Si tu veux bien, je te suivrais jusqu’au bout du monde. Tu voudras bien, n’est-ce pas ? Parfois, c’est ce que je me demande, lorsque tu es là, juste là, toute contre moi. Je me demande si un jour tu partiras. Ce serait bien que non. J’aimerais bien. Je voudrais voir le monde avec toi. Parcourir les routes, et profiter de la liberté fragile et subtile que nous possédons-là. Lorsque la lumière du matin baigne ton visage endormi, je me dis que c’est un miracle d’être ici. J’espère que jamais personne ne nous enlèvera ça. On ne pourrait pas vivre en cage. Tu ne crois pas ?
Tu te souviens ? Tu te rappelles du moment de silence, lorsque nous avons réalisé que la seule chose bonne à faire, c’était de partir d’ici ? Tu te remémores encore, parfois, la première nuit ? Quand nous avons roulé, couru après le temps, sur la route vide, dans la nuit étoilée ? Tout droit, pendant des heures, sans s’arrêter. Je voudrais t’entraîner au sommet du monde. Te montrer qu’il y a encore un peu d’espoir, quelque part. Je suis certain qu’on trouvera. Tu verras.
Dis-moi si tu regrettes. Dis-moi ce que tu penses de tout ça. Montre-moi jusqu’où on ira. Tu penses que le temps nous attrapera ? Peut-être qu’un jour, ça arrivera. Mais j’imagine qu’alors, nous aurons vu tout ce que nous avions à voir, après avoir forcé le destin, en allant chercher nos lendemains un peu plus loin.
Souviens-toi, on est mieux nulle part que là-bas.
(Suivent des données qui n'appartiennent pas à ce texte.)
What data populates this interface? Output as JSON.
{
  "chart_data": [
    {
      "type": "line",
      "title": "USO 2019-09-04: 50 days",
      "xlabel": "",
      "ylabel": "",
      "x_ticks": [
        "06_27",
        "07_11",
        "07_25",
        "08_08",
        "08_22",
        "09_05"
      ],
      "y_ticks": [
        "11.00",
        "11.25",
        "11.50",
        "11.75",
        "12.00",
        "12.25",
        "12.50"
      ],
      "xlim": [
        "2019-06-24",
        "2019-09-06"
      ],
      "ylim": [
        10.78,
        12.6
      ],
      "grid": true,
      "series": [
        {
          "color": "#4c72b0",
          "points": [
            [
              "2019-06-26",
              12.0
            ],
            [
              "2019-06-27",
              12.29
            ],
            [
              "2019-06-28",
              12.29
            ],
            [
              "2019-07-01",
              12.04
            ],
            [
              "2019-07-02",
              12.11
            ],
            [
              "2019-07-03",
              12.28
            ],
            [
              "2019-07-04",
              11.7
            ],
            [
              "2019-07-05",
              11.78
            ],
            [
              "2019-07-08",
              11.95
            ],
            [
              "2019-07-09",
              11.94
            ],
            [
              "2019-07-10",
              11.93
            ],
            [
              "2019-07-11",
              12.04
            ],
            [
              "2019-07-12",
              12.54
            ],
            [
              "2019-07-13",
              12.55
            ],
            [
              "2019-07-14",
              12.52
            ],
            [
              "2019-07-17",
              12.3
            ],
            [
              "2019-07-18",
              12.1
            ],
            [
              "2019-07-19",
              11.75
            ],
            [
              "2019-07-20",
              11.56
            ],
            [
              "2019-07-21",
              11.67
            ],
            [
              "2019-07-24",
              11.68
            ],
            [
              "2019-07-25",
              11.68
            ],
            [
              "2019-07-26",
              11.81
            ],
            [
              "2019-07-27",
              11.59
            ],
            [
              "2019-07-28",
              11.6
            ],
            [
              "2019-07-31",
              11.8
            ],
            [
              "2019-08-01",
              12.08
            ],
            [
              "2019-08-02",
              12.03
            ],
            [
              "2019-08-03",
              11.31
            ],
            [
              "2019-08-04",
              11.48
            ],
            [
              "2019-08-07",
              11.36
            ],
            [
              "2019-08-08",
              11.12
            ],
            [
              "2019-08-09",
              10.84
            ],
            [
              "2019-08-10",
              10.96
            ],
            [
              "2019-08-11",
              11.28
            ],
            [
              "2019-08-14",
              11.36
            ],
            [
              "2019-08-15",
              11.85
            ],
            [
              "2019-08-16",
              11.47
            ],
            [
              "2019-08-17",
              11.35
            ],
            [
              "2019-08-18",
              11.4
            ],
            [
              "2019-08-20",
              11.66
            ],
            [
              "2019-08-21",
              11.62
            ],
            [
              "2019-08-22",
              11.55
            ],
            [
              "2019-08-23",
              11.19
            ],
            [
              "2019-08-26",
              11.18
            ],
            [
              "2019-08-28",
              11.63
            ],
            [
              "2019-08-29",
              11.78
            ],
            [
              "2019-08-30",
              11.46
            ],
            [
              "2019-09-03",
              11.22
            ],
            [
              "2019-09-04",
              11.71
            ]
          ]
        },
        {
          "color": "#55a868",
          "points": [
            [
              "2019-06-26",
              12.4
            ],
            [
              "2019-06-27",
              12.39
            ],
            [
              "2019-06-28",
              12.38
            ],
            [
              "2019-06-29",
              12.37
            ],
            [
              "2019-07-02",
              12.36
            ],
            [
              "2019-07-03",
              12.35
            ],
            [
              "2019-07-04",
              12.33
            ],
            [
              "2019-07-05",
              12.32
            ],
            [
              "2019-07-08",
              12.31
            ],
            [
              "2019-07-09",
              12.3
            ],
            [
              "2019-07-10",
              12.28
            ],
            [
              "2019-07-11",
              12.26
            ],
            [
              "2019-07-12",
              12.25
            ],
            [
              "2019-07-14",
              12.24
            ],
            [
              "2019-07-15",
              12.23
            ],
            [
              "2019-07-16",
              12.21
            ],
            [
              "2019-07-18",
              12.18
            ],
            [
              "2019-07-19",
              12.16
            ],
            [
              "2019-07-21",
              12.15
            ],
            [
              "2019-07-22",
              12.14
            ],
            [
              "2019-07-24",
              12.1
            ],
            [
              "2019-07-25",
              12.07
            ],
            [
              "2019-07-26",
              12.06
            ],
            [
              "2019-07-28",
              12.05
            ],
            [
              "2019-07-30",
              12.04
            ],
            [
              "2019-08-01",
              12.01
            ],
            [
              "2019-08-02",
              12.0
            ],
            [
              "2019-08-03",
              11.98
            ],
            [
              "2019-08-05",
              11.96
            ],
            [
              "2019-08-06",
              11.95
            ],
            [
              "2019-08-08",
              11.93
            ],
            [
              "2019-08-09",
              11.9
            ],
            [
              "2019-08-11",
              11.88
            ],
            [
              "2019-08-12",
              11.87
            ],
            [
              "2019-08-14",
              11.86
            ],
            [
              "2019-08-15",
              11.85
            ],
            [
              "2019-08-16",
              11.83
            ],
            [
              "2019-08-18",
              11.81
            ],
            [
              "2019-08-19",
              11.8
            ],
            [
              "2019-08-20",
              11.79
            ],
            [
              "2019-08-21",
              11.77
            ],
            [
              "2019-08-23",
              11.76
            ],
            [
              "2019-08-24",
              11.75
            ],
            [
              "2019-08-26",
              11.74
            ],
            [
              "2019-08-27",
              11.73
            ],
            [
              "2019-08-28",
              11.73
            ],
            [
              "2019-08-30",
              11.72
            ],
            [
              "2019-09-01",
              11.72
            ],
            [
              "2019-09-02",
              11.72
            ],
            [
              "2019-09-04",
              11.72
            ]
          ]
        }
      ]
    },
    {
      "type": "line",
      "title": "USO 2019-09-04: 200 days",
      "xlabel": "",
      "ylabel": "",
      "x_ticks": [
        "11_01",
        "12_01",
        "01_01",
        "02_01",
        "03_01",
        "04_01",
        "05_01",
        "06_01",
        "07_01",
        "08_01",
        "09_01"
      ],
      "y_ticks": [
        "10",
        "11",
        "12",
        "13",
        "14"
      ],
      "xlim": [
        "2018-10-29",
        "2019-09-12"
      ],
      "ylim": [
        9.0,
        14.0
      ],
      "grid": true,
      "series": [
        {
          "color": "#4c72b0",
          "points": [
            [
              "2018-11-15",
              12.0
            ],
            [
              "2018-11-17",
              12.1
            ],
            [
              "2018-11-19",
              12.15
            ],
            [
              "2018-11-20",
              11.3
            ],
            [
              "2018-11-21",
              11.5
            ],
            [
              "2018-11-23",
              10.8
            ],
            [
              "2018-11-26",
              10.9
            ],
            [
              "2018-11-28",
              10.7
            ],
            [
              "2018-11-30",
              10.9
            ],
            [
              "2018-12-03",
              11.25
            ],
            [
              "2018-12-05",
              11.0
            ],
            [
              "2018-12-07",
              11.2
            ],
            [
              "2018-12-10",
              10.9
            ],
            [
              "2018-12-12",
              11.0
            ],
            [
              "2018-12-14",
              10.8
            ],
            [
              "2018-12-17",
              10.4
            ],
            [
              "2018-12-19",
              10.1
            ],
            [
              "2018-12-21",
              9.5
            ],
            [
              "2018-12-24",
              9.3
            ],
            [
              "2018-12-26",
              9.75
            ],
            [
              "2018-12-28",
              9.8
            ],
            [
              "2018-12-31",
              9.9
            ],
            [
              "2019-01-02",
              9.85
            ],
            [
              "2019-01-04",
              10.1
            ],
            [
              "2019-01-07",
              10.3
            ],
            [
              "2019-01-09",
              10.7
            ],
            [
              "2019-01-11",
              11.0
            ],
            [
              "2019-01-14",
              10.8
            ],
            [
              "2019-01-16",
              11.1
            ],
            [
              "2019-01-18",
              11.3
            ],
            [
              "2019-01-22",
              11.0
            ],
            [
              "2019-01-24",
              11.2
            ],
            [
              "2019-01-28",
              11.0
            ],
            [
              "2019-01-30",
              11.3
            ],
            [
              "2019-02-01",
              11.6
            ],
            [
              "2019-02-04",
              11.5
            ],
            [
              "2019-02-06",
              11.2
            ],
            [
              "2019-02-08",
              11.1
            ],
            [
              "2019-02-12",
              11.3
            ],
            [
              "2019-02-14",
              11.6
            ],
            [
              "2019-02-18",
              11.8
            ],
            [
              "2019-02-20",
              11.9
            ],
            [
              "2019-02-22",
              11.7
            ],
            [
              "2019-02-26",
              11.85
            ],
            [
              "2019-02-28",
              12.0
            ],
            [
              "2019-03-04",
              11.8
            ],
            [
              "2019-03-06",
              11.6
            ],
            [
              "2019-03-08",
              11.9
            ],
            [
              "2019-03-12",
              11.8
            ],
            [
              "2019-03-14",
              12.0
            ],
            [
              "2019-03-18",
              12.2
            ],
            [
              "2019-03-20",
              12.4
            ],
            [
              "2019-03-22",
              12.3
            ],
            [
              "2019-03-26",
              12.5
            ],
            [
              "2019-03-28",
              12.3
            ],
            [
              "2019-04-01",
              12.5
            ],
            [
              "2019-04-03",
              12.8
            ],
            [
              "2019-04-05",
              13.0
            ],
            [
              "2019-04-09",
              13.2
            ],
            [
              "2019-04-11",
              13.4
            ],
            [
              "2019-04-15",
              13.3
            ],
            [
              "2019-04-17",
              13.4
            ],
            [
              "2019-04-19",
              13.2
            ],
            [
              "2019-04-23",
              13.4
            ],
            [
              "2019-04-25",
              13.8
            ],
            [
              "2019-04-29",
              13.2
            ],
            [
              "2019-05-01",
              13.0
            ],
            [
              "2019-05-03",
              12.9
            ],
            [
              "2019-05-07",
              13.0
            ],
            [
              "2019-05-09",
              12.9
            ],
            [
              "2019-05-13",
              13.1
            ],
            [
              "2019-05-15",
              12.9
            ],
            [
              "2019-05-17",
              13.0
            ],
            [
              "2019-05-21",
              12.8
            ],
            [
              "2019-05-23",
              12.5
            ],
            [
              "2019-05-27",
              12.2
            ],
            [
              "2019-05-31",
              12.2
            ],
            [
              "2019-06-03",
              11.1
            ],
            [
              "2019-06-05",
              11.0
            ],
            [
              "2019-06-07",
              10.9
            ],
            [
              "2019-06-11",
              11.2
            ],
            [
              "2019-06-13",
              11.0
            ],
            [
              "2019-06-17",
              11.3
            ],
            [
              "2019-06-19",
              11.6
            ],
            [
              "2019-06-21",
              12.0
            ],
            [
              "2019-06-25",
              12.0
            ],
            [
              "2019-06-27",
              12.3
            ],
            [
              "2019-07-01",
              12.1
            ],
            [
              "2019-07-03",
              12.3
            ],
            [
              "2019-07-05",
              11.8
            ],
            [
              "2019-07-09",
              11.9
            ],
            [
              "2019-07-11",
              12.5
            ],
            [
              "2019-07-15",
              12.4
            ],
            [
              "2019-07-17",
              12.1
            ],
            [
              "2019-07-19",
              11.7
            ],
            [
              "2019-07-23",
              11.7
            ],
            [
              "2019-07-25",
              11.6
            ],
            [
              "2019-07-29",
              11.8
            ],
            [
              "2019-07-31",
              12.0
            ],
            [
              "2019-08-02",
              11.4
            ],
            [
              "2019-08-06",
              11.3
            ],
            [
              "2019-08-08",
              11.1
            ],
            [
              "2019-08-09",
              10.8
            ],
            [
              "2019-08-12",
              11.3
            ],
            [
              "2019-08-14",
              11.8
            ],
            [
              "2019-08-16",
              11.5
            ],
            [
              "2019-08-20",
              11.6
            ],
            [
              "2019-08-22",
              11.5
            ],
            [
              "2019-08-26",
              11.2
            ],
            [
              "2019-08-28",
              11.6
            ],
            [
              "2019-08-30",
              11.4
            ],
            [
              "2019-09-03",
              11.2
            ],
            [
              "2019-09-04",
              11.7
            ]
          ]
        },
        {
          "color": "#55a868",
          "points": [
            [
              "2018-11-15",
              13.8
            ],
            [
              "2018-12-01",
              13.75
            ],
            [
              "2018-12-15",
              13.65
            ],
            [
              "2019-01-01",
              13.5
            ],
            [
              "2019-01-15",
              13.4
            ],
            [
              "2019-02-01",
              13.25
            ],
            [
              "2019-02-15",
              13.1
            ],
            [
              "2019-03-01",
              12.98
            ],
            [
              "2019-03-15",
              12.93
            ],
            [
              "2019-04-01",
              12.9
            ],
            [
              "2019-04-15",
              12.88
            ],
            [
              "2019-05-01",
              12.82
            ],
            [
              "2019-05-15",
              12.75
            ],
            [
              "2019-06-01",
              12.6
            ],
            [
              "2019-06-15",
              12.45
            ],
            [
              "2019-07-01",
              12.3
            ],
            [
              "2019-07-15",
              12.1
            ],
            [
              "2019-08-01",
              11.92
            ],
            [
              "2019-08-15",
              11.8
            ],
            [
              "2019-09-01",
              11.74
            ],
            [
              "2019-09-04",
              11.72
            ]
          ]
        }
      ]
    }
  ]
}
Je me sens mieux loin de leurs regards avides, jaloux, maîtres et dictateurs. Des yeux pleins de haine, des yeux qui jugent. Je n’aime pas lorsqu’ils nous dévisagent de haut en bas. Comme si notre simple présence avait terni leur monde, comme si on ne méritait pas la place qu’on avait là. Peut-être qu’un jour, ça arrivera. On leur montrera.
i’d burn the world
Peut-être qu’on n’aurait pas dû rester là. J’ai voulu lui montrer ce que ses yeux voulaient voir. Peut-être que je voulais pas que ça se déroule comme ça. Probablement. Mais on aurait dû fuir le campement. On aurait dû partir avant qu’ils ne viennent, ou lorsqu’on les a vus débarquer. Et alors, on n’aurait pas croisé ce gitan.
J’ai jamais aimé la façon dont il te regardait. J’ai jamais aimé les mots qu’il nous lançait. Tu penses que je n’aurais pas dû ? Evidement que non. On aurait dû partir. J’ai été con. Vraiment trop. Mais c’est trop tard pour s’excuser, de toute façon. Il n’est plus là pour écouter. Alors qu’est-ce qu’ils peuvent faire de plus que de nous priver de notre liberté ? Nous séparer ?
J’ai écouté les « on-dit ». Et je suis bien obligé d’admettre qu’ils ont raison sur certaines parties. Ils ont dit que j’étais arrivé au beau milieu de la nuit. Pour le voir, lui. Le gitan. On murmure que, alors qu’il rentrait dans sa caravane, je lui ai bondi dessus. On raconte qu’on s’est battu. A mains nues. On affirme que j’étais animal. Les yeux racontent leur vérité. Je me souviens l’avoir détesté. Lui. Je me souviens avoir quitté le van. Je me souviens de mes mains ensanglantées, et de son corps mort étendu dans l’herbe grillée. C’est tout. Alors, je veux bien croire ce que les autres ont dit. Peut-être qu’au milieu de tous les discours, il y a une part de vérité. De toute manière, ce mec le méritait. Au final, je lui ai offert ce qu’il voulait. La satisfaction de me voir monstre, sauvageon. Comme ses mots l’avaient conté. N’était-ce pas gentil de faire de ses rêves une réalité ?
Tu me pardonneras ? Ou tu t’enfuiras ? Ils veulent nous enfermer là-bas, tu sais. Et alors, on deviendra quoi ? Des lions en cage ? Une meute de loups, acculée à un mur ? Dis-moi, dis-moi ce qu’on fera. Montre-moi que, encore une fois, ils ne nous auront pas.